Die Klage auf Bescheidung eines Asylantrags ist als solche kein Einzelfall, der durch besondere Umstände geprägt wird. Eine Herabsetzung des Gegenstandswertes nach § 30 Abs. 2 RVG ist daher grundsätzlich nicht gerechtfertigt.

Nach § 30 Abs. 1 RVG beträgt in Klageverfahren nach dem Asylgesetz der Gegenstandswert 5 000 Euro, in Verfahren des vorläufigen Rechtsschutzes 2 500 Euro (Satz 1). Sind mehrere natürliche Personen an demselben Verfahren beteiligt, erhöht sich der Wert für jede weitere Person in Klageverfahren um 1 000 Euro und in Verfahren des vorläufigen Rechtsschutzes um 500 Euro (Satz 1).
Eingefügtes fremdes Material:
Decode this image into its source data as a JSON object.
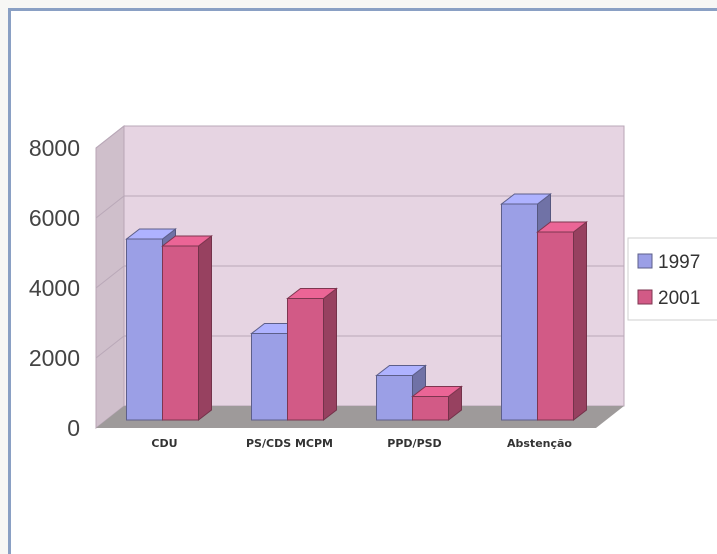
{
  "chart_data": {
    "type": "bar",
    "categories": [
      "CDU",
      "PS/CDS MCPM",
      "PPD/PSD",
      "Abstenção"
    ],
    "series": [
      {
        "name": "1997",
        "values": [
          5400,
          2700,
          1500,
          6400
        ],
        "color": "#9b9fe6"
      },
      {
        "name": "2001",
        "values": [
          5200,
          3700,
          900,
          5600
        ],
        "color": "#d25a86"
      }
    ],
    "yticks": [
      "0",
      "2000",
      "4000",
      "6000",
      "8000"
    ],
    "ylim": [
      0,
      8000
    ],
    "grid": true,
    "legend": "right",
    "wall_color": "#e6d4e2",
    "floor_color": "#9e9a9a"
  }
}
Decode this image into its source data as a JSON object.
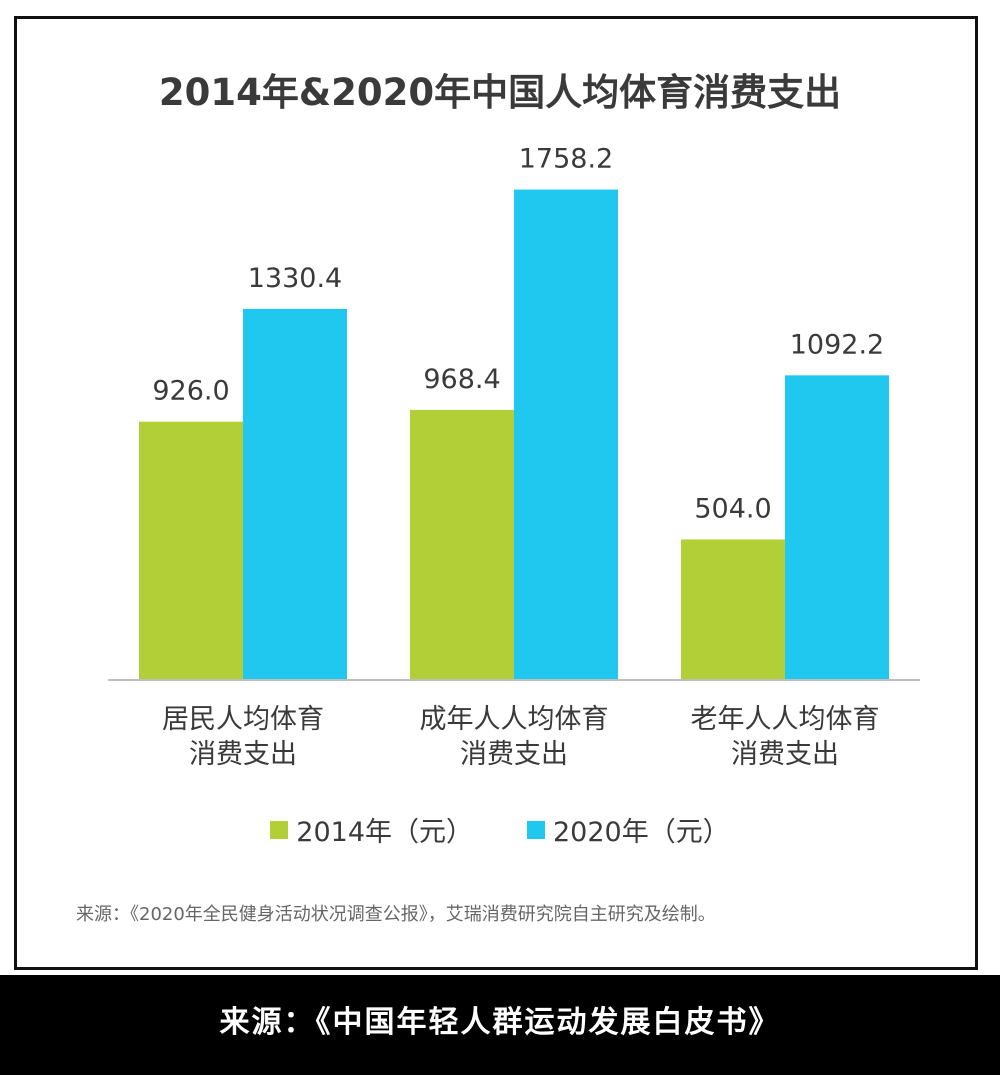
{
  "chart_data": {
    "type": "bar",
    "title": "2014年&2020年中国人均体育消费支出",
    "categories": [
      "居民人均体育\n消费支出",
      "成年人人均体育\n消费支出",
      "老年人人均体育\n消费支出"
    ],
    "series": [
      {
        "name": "2014年（元）",
        "values": [
          926.0,
          968.4,
          504.0
        ],
        "color": "#b2cf37"
      },
      {
        "name": "2020年（元）",
        "values": [
          1330.4,
          1758.2,
          1092.2
        ],
        "color": "#20c8f0"
      }
    ],
    "value_labels": [
      [
        "926.0",
        "968.4",
        "504.0"
      ],
      [
        "1330.4",
        "1758.2",
        "1092.2"
      ]
    ],
    "ylim": [
      0,
      1900
    ],
    "grid": false,
    "legend_position": "bottom"
  },
  "source_note": "来源：《2020年全民健身活动状况调查公报》，艾瑞消费研究院自主研究及绘制。",
  "caption": "来源：《中国年轻人群运动发展白皮书》"
}
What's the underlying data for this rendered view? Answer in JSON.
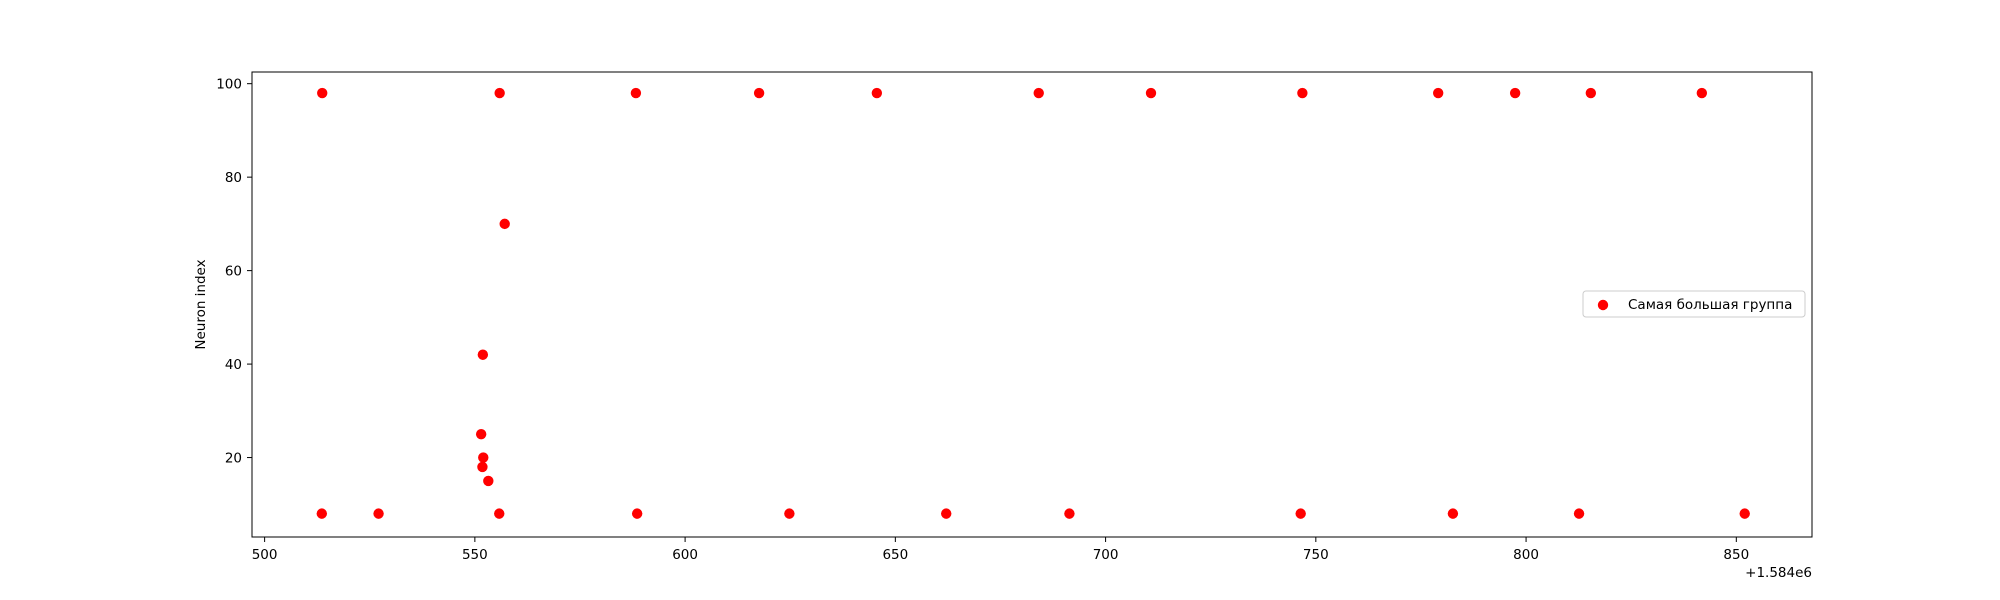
{
  "chart_data": {
    "type": "scatter",
    "title": "",
    "xlabel": "",
    "ylabel": "Neuron index",
    "x_offset_label": "+1.584e6",
    "xlim": [
      497,
      868
    ],
    "ylim": [
      3,
      102.5
    ],
    "x_ticks": [
      "500",
      "550",
      "600",
      "650",
      "700",
      "750",
      "800",
      "850"
    ],
    "y_ticks": [
      "20",
      "40",
      "60",
      "80",
      "100"
    ],
    "grid": false,
    "legend_position": "center-right",
    "series": [
      {
        "name": "Самая большая группа",
        "color": "#ff0000",
        "points": [
          {
            "x": 513.7,
            "y": 98
          },
          {
            "x": 555.9,
            "y": 98
          },
          {
            "x": 588.3,
            "y": 98
          },
          {
            "x": 617.6,
            "y": 98
          },
          {
            "x": 645.6,
            "y": 98
          },
          {
            "x": 684.1,
            "y": 98
          },
          {
            "x": 710.8,
            "y": 98
          },
          {
            "x": 746.8,
            "y": 98
          },
          {
            "x": 779.1,
            "y": 98
          },
          {
            "x": 797.4,
            "y": 98
          },
          {
            "x": 815.4,
            "y": 98
          },
          {
            "x": 841.8,
            "y": 98
          },
          {
            "x": 557.1,
            "y": 70
          },
          {
            "x": 551.9,
            "y": 42
          },
          {
            "x": 551.5,
            "y": 25
          },
          {
            "x": 552.0,
            "y": 20
          },
          {
            "x": 551.8,
            "y": 18
          },
          {
            "x": 553.2,
            "y": 15
          },
          {
            "x": 513.6,
            "y": 8
          },
          {
            "x": 527.1,
            "y": 8
          },
          {
            "x": 555.8,
            "y": 8
          },
          {
            "x": 588.6,
            "y": 8
          },
          {
            "x": 624.8,
            "y": 8
          },
          {
            "x": 662.1,
            "y": 8
          },
          {
            "x": 691.4,
            "y": 8
          },
          {
            "x": 746.4,
            "y": 8
          },
          {
            "x": 782.6,
            "y": 8
          },
          {
            "x": 812.6,
            "y": 8
          },
          {
            "x": 852.0,
            "y": 8
          }
        ]
      }
    ]
  }
}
Nach § 30 Abs. 2 RVG kann das Gericht einen höheren oder einen niedrigeren Wert festsetzen, wenn der nach § 30 Abs. 1 RVG bestimmte Wert nach den besonderen Umständen des Einzelfalls unbillig ist.
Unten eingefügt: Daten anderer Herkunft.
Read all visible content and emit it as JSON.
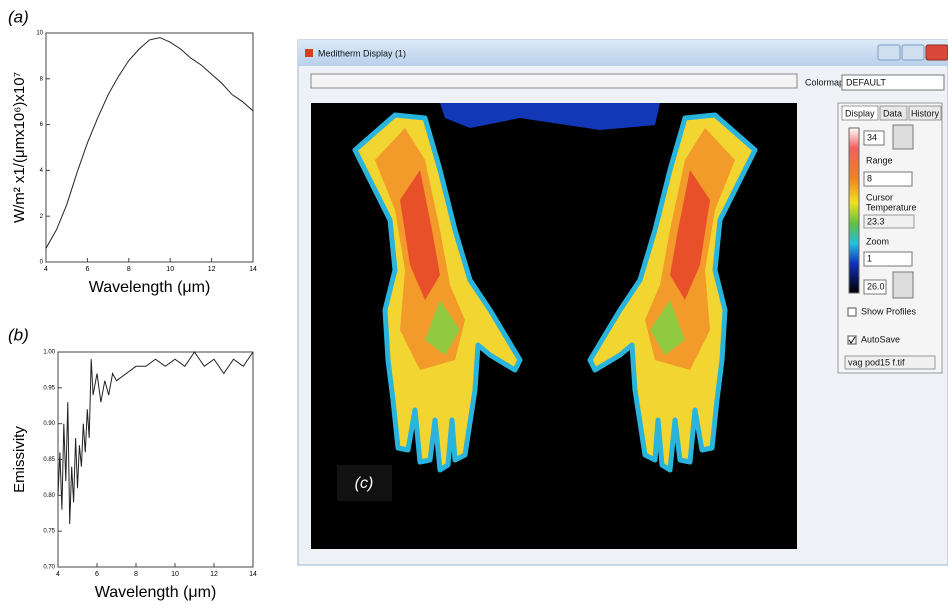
{
  "chart_data": [
    {
      "type": "line",
      "panel_label": "(a)",
      "ylabel": "W/m² x1/(μmx10⁶)x10⁷",
      "xlabel": "Wavelength (μm)",
      "x": [
        4,
        4.5,
        5,
        5.5,
        6,
        6.5,
        7,
        7.5,
        8,
        8.5,
        9,
        9.5,
        10,
        10.5,
        11,
        11.5,
        12,
        12.5,
        13,
        13.5,
        14
      ],
      "values": [
        0.6,
        1.4,
        2.5,
        3.9,
        5.2,
        6.3,
        7.3,
        8.1,
        8.8,
        9.3,
        9.7,
        9.8,
        9.6,
        9.3,
        8.9,
        8.6,
        8.2,
        7.8,
        7.3,
        7.0,
        6.6
      ],
      "color": "#222222",
      "xlim": [
        4,
        14
      ],
      "ylim": [
        0,
        10
      ],
      "xticks": [
        4,
        6,
        8,
        10,
        12,
        14
      ],
      "yticks": [
        0,
        2,
        4,
        6,
        8,
        10
      ]
    },
    {
      "type": "line",
      "panel_label": "(b)",
      "ylabel": "Emissivity",
      "xlabel": "Wavelength (μm)",
      "x": [
        4.0,
        4.1,
        4.2,
        4.3,
        4.4,
        4.5,
        4.6,
        4.7,
        4.8,
        4.9,
        5.0,
        5.1,
        5.2,
        5.3,
        5.4,
        5.5,
        5.6,
        5.7,
        5.8,
        6.0,
        6.2,
        6.4,
        6.6,
        6.8,
        7.0,
        7.5,
        8.0,
        8.5,
        9.0,
        9.5,
        10.0,
        10.5,
        11.0,
        11.5,
        12.0,
        12.5,
        13.0,
        13.5,
        14.0
      ],
      "values": [
        0.8,
        0.86,
        0.78,
        0.9,
        0.82,
        0.93,
        0.76,
        0.84,
        0.79,
        0.88,
        0.81,
        0.87,
        0.84,
        0.9,
        0.86,
        0.92,
        0.88,
        0.99,
        0.94,
        0.97,
        0.93,
        0.96,
        0.94,
        0.97,
        0.96,
        0.97,
        0.98,
        0.98,
        0.99,
        0.98,
        0.99,
        0.98,
        1.0,
        0.98,
        0.99,
        0.97,
        0.99,
        0.98,
        1.0
      ],
      "color": "#222222",
      "xlim": [
        4,
        14
      ],
      "ylim": [
        0.7,
        1.0
      ],
      "xticks": [
        4,
        6,
        8,
        10,
        12,
        14
      ],
      "yticks": [
        {
          "value": 0.7,
          "label": "0.70"
        },
        0.75,
        {
          "value": 0.8,
          "label": "0.80"
        },
        0.85,
        {
          "value": 0.9,
          "label": "0.90"
        },
        0.95,
        {
          "value": 1.0,
          "label": "1.00"
        }
      ]
    }
  ],
  "screenshot": {
    "panel_label": "(c)",
    "window_title": "Meditherm Display (1)",
    "colormap_label": "Colormap",
    "colormap_value": "DEFAULT",
    "tabs": [
      "Display",
      "Data",
      "History"
    ],
    "max_temp": "34",
    "range_label": "Range",
    "range_value": "8",
    "cursor_label": "Cursor",
    "cursor_label_2": "Temperature",
    "cursor_value": "23.3",
    "zoom_label": "Zoom",
    "zoom_value": "1",
    "min_temp": "26.0",
    "show_profiles": "Show Profiles",
    "autosave": "AutoSave",
    "filename": "vag pod15 f.tif"
  }
}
Der durch das Zweite Kostenrechtsmodernisierungsgesetz neugefasste Gebührentatbestand des § 30 RVG soll zu einer Vereinfachung der bis zu diesem Zeitpunkt geltenden Rechtslage beitragen, indem nach § 30 Abs. 1 RVG nunmehr für alle asylrechtlichen Klageverfahren einheitlich und unabhängig vom Streitgegenstand stets 5.000 Euro zugrunde gelegt werden, wobei sich dieser Wert bei mehreren Asylbewerbern für jede weitere Person nach § 30 Abs. 1 Satz 2 RVG um 1.000 Euro erhöht. Es wird insoweit grundsätzlich nicht (mehr) danach differenziert, ob ein Asylbewerber mit seiner Klage Asyl nach Art. 16a GG, Flüchtlingsschutz nach § 3 AsylG, subsidiären Schutz nach § 4 AsylG bzw. nationale Abschiebungsverbote nach § 60 Abs. 5, Abs. 7 Satz 1 AufenthG begehrt, oder ob sich die Klage gegen eine Abschiebungsandrohung nach § 34 AsylG oder eine Abschiebungsanordnung nach § 34a AsylG richtet1.
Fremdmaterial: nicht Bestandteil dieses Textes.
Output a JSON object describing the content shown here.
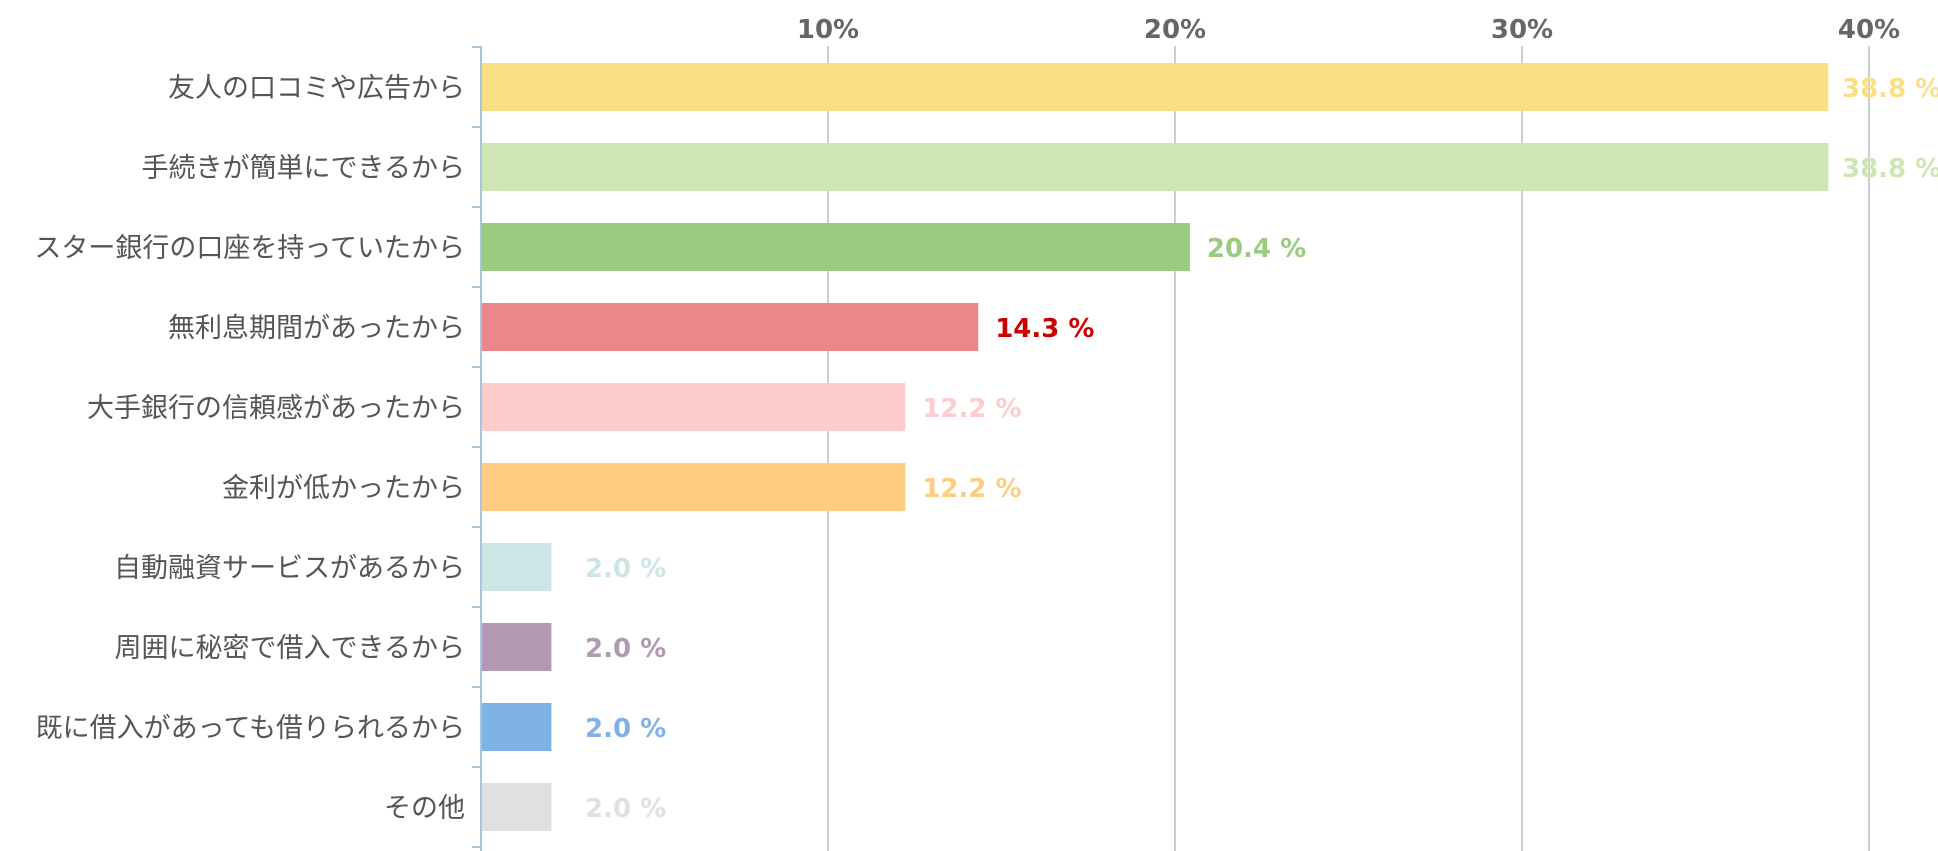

Wird – wie hier – von Seiten des Asylbewerbers beantragt, das Bundesamt zur Bescheidung seines Asylantrages zu verpflichten (sog. Bescheidungsklage) mit der Folge, dass keine materiell-rechtliche Prüfung des Asylbegehrens erfolgt, sondern nur formal geprüft wird, ob die Voraussetzungen des § 75 VwGO erfüllt sind, eine Aussetzung in Betracht kommt bzw. die gesetzte Frist zur Entscheidung abgelaufen ist, ist bereits fraglich, ob eine Kostenberechnung nach dem Regelstreitwert nach § 30 Abs. 1 RVG hier unbillig wäre.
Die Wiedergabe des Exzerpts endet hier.